Discussions of unmanned aircraft systems and regulating their use continue to occur in state legislatures across the country.

With the number of operators ever increasing, it’s likely more of these discussions are set to come, though many of those operators would point out that the technology has outpaced regulations for some time now.

While the Federal Aviation Administration continues to work on its rules for the operation of small UAS — considered aircraft under 55 pounds — states have taken some regulatory matters into their own hands.

A number of states have already passed laws limiting their use by law enforcement and others.

In total, 41 states have debated legislation in 2016. Last years, 45 states heard nearly 170 bills related to unmanned aircraft.

So far this year, seven states have passed 10 pieces of legislation regulating unmanned aircraft in some form or addressing issues posed by the technology.

The National Conference of State Legislatures sums up current legislation in its April 15 update:

“Idaho SB 1213 prohibits the use of UAS for hunting, molesting or locating game animals, game birds and furbearing animals.

Indiana HB 1013 allows the use of UAS to photograph or take video of a traffic accident site. HB 1246 prohibits the use of UAS to scout game during hunting season.

Oregon HB 4066 modifies definitions related UAS and makes it a class A misdemeanor to operate a weaponized UAS. It also creates the offense of reckless interference with an aircraft through certain uses of UAS. The law regulates the use of drones by public bodies, including requiring policies and procedures for the retention of data. It also prohibits the use of UAS near critical infrastructure, including correctional facilities. SB 5702 specifies the fees for registration of public UAS.

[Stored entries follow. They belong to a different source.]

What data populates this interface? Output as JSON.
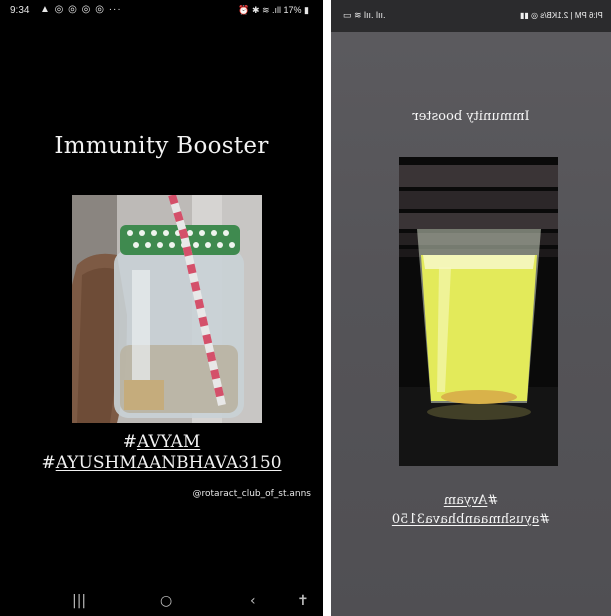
{
  "left_screen": {
    "status_bar": {
      "time": "9:34",
      "left_icons": "▲ ◎ ◎ ◎ ◎ ···",
      "right_text": "⏰ ✱ ≋ .ıll 17% ▮"
    },
    "story": {
      "title": "Immunity Booster",
      "hashtag_1": "AVYAM",
      "hashtag_2": "AYUSHMAANBHAVA3150",
      "handle": "@rotaract_club_of_st.anns"
    },
    "nav_bar": {
      "recent": "|||",
      "home": "○",
      "back": "‹",
      "accessibility": "✝"
    }
  },
  "right_screen": {
    "status_bar": {
      "left_cluster": "▭ ≋ lıı. lıı.",
      "right_text": "Pl:6 PM | 2.1KB/s ◎ ▮▮"
    },
    "story": {
      "title": "Immunity booster",
      "hashtag_1": "Avyam",
      "hashtag_2": "ayushmaanbhava3150"
    }
  }
}
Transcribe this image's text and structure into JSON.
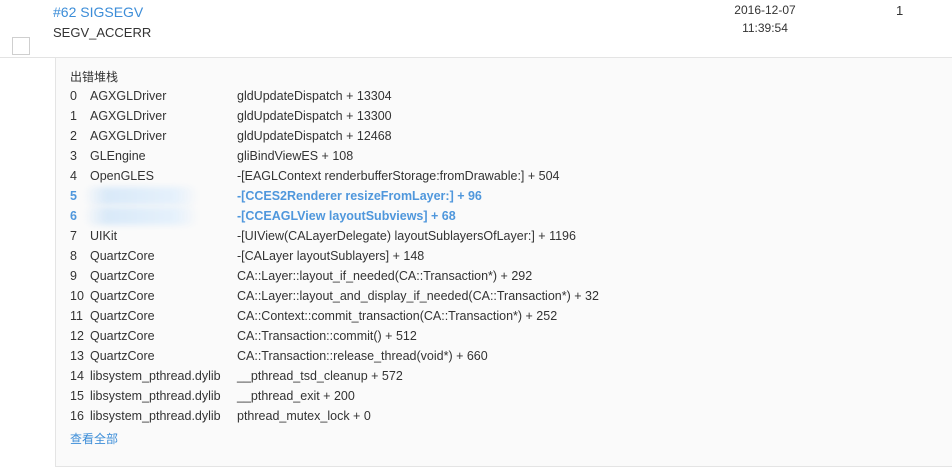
{
  "issue": {
    "title": "#62 SIGSEGV",
    "subtitle": "SEGV_ACCERR",
    "date": "2016-12-07",
    "time": "11:39:54",
    "count": "1"
  },
  "stack": {
    "heading": "出错堆栈",
    "view_all_label": "查看全部",
    "highlight_color": "#4f97dc",
    "frames": [
      {
        "index": "0",
        "library": "AGXGLDriver",
        "symbol": "gldUpdateDispatch + 13304"
      },
      {
        "index": "1",
        "library": "AGXGLDriver",
        "symbol": "gldUpdateDispatch + 13300"
      },
      {
        "index": "2",
        "library": "AGXGLDriver",
        "symbol": "gldUpdateDispatch + 12468"
      },
      {
        "index": "3",
        "library": "GLEngine",
        "symbol": "gliBindViewES + 108"
      },
      {
        "index": "4",
        "library": "OpenGLES",
        "symbol": "-[EAGLContext renderbufferStorage:fromDrawable:] + 504"
      },
      {
        "index": "5",
        "library": "",
        "symbol": "-[CCES2Renderer resizeFromLayer:] + 96"
      },
      {
        "index": "6",
        "library": "",
        "symbol": "-[CCEAGLView layoutSubviews] + 68"
      },
      {
        "index": "7",
        "library": "UIKit",
        "symbol": "-[UIView(CALayerDelegate) layoutSublayersOfLayer:] + 1196"
      },
      {
        "index": "8",
        "library": "QuartzCore",
        "symbol": "-[CALayer layoutSublayers] + 148"
      },
      {
        "index": "9",
        "library": "QuartzCore",
        "symbol": "CA::Layer::layout_if_needed(CA::Transaction*) + 292"
      },
      {
        "index": "10",
        "library": "QuartzCore",
        "symbol": "CA::Layer::layout_and_display_if_needed(CA::Transaction*) + 32"
      },
      {
        "index": "11",
        "library": "QuartzCore",
        "symbol": "CA::Context::commit_transaction(CA::Transaction*) + 252"
      },
      {
        "index": "12",
        "library": "QuartzCore",
        "symbol": "CA::Transaction::commit() + 512"
      },
      {
        "index": "13",
        "library": "QuartzCore",
        "symbol": "CA::Transaction::release_thread(void*) + 660"
      },
      {
        "index": "14",
        "library": "libsystem_pthread.dylib",
        "symbol": "__pthread_tsd_cleanup + 572"
      },
      {
        "index": "15",
        "library": "libsystem_pthread.dylib",
        "symbol": "__pthread_exit + 200"
      },
      {
        "index": "16",
        "library": "libsystem_pthread.dylib",
        "symbol": "pthread_mutex_lock + 0"
      }
    ]
  }
}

Tennessee SB 2106 creates the crime of using a drone to fly within 250 feet of a critical infrastructure facility for the purpose of conducting surveillance or gathering information about the facility.

Utah HB 126 makes it a class B misdemeanor to operate a UAS within a certain distance of a wildfire. It becomes a class A misdemeanor if the UAS causes an aircraft fighting the wildfire to drop a payload in the wrong location or to land without dropping the payload. It is a third degree felony if the UAS crashes into a manned aircraft and a second degree if that causes the manned aircraft to crash.

Virginia HB 412 prohibits the regulation of UAS by localities.

Wisconsin SB 338 prohibits using a drone to interfere with hunting, fishing or trapping. AB 670 prohibits the operation of UAS over correctional facilities.”